4. Think about your body clock – If you are staying at your destination longer than a week then you should start adjusting your body clock a little in the days leading up to travel. For example, about a week before flying from say London to Hong Kong try to get up a bit earlier each successive day – this will bring your body clock slightly towards Hong Kong time. As soon as you get on board the aircraft set your watch to the destination time.
If you have a choice of flight times try to land at your destination in the late afternoon / early evening which means you can get to your accommodation, go for a light walk, have a meal and then go to bed.
5. Eat before flying – Consider eating a good meal a couple of hours before you get on board rather than eating in the air. Airline food is usually poor quality, loaded with preservatives and your digestion processes are slowed down which affects your capacity to rest well.
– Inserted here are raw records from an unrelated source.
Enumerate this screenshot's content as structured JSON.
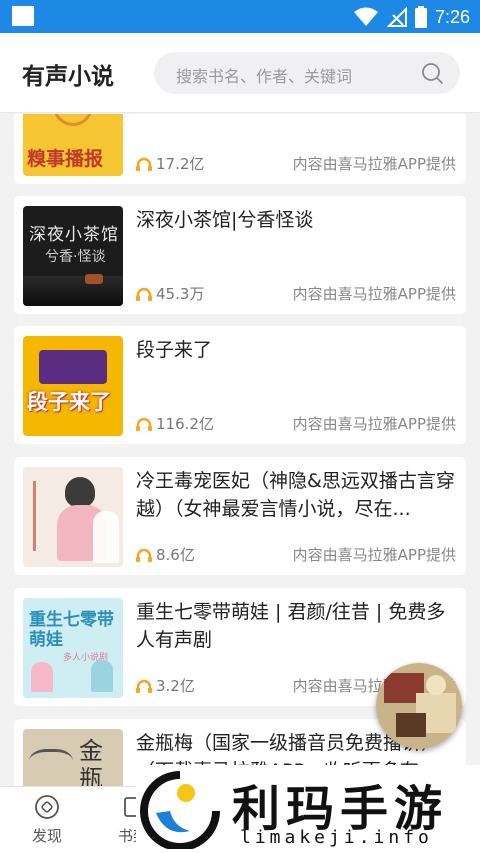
{
  "status_bar": {
    "time": "7:26"
  },
  "header": {
    "title": "有声小说",
    "search_placeholder": "搜索书名、作者、关键词"
  },
  "list": {
    "items": [
      {
        "title": "",
        "plays": "17.2亿",
        "provider": "内容由喜马拉雅APP提供",
        "cover_text": "糗事播报",
        "cover_color": "#f6c532"
      },
      {
        "title": "深夜小茶馆|兮香怪谈",
        "plays": "45.3万",
        "provider": "内容由喜马拉雅APP提供",
        "cover_text_1": "深夜小茶馆",
        "cover_text_2": "兮香·怪谈",
        "cover_color": "#1c1c1c"
      },
      {
        "title": "段子来了",
        "plays": "116.2亿",
        "provider": "内容由喜马拉雅APP提供",
        "cover_text": "段子来了",
        "cover_color": "#f5b700"
      },
      {
        "title": "冷王毒宠医妃（神隐&思远双播古言穿越）（女神最爱言情小说，尽在...",
        "plays": "8.6亿",
        "provider": "内容由喜马拉雅APP提供",
        "cover_color": "#f4ece4"
      },
      {
        "title": "重生七零带萌娃 | 君颜/往昔 | 免费多人有声剧",
        "plays": "3.2亿",
        "provider": "内容由喜马拉雅APP提供",
        "cover_text": "重生七零带萌娃",
        "cover_sub": "多人小说剧",
        "cover_color": "#cfeef3"
      },
      {
        "title": "金瓶梅（国家一级播音员免费播讲）（下载喜马拉雅APP，收听更多有...",
        "plays": "",
        "provider": "",
        "cover_text": "金瓶",
        "cover_color": "#d7cbb4"
      }
    ]
  },
  "bottom_nav": {
    "items": [
      {
        "label": "发现",
        "icon": "compass-icon"
      },
      {
        "label": "书架",
        "icon": "bookshelf-icon"
      }
    ]
  },
  "watermark": {
    "name": "利玛手游",
    "url": "limakeji.info"
  },
  "colors": {
    "accent": "#1e88e5",
    "headphone": "#f5a623"
  }
}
If you wish to stay awake however, you can delay the onset of sleep by not eating at all – this could be useful when travelling westwards.
6. Try to get comfy – OK, an economy class seat is generally quite cramped and uncomfortable and for many it is almost impossible to get any sleep.
Comfort also depends on personal preference. What do we do if in economy? Preferably have an empty seat next to us. Wear loose fitting clothing, take our shoes off and put on the socks provided, put the pillow on the ground for our feet, bring our own neck pillow, use the blanket and eye shades. Turn off the entertainment screen. Change into a fresh pair of socks on landing.
7. Use noise cancelling headphones – We are currently using the JVC HANC250 headphones which reduces the ambient engine noise. Other recommended brands include Audio-Technica, Sennheiser and the Bose Quiet Comfort, although the Bose’s are relatively expensive. Test them out before purchasing as some phones can get uncomfortable if worn for longer periods.
8. Stay healthy on board – If you are awake make sure you stretch and get some exercise – get out of your seat and go for a walk every so often. Stay well hydrated, avoid sugar, caffeine and alcohol. To help you relax bring a small bottle of lavender oil and put a couple of drops of on your temples or the back of your neck. Do the same again when you get to your destination just before you go to bed.
9. Earn some miles – At least try to get some frequent flyer miles or points from your long-haul economy flight. Many airlines also offer double miles when booking on an affiliated card. (Check out our airline credit cards section for more info). Save your miles up for a business class redemption on a quality carrier with flat bed seats!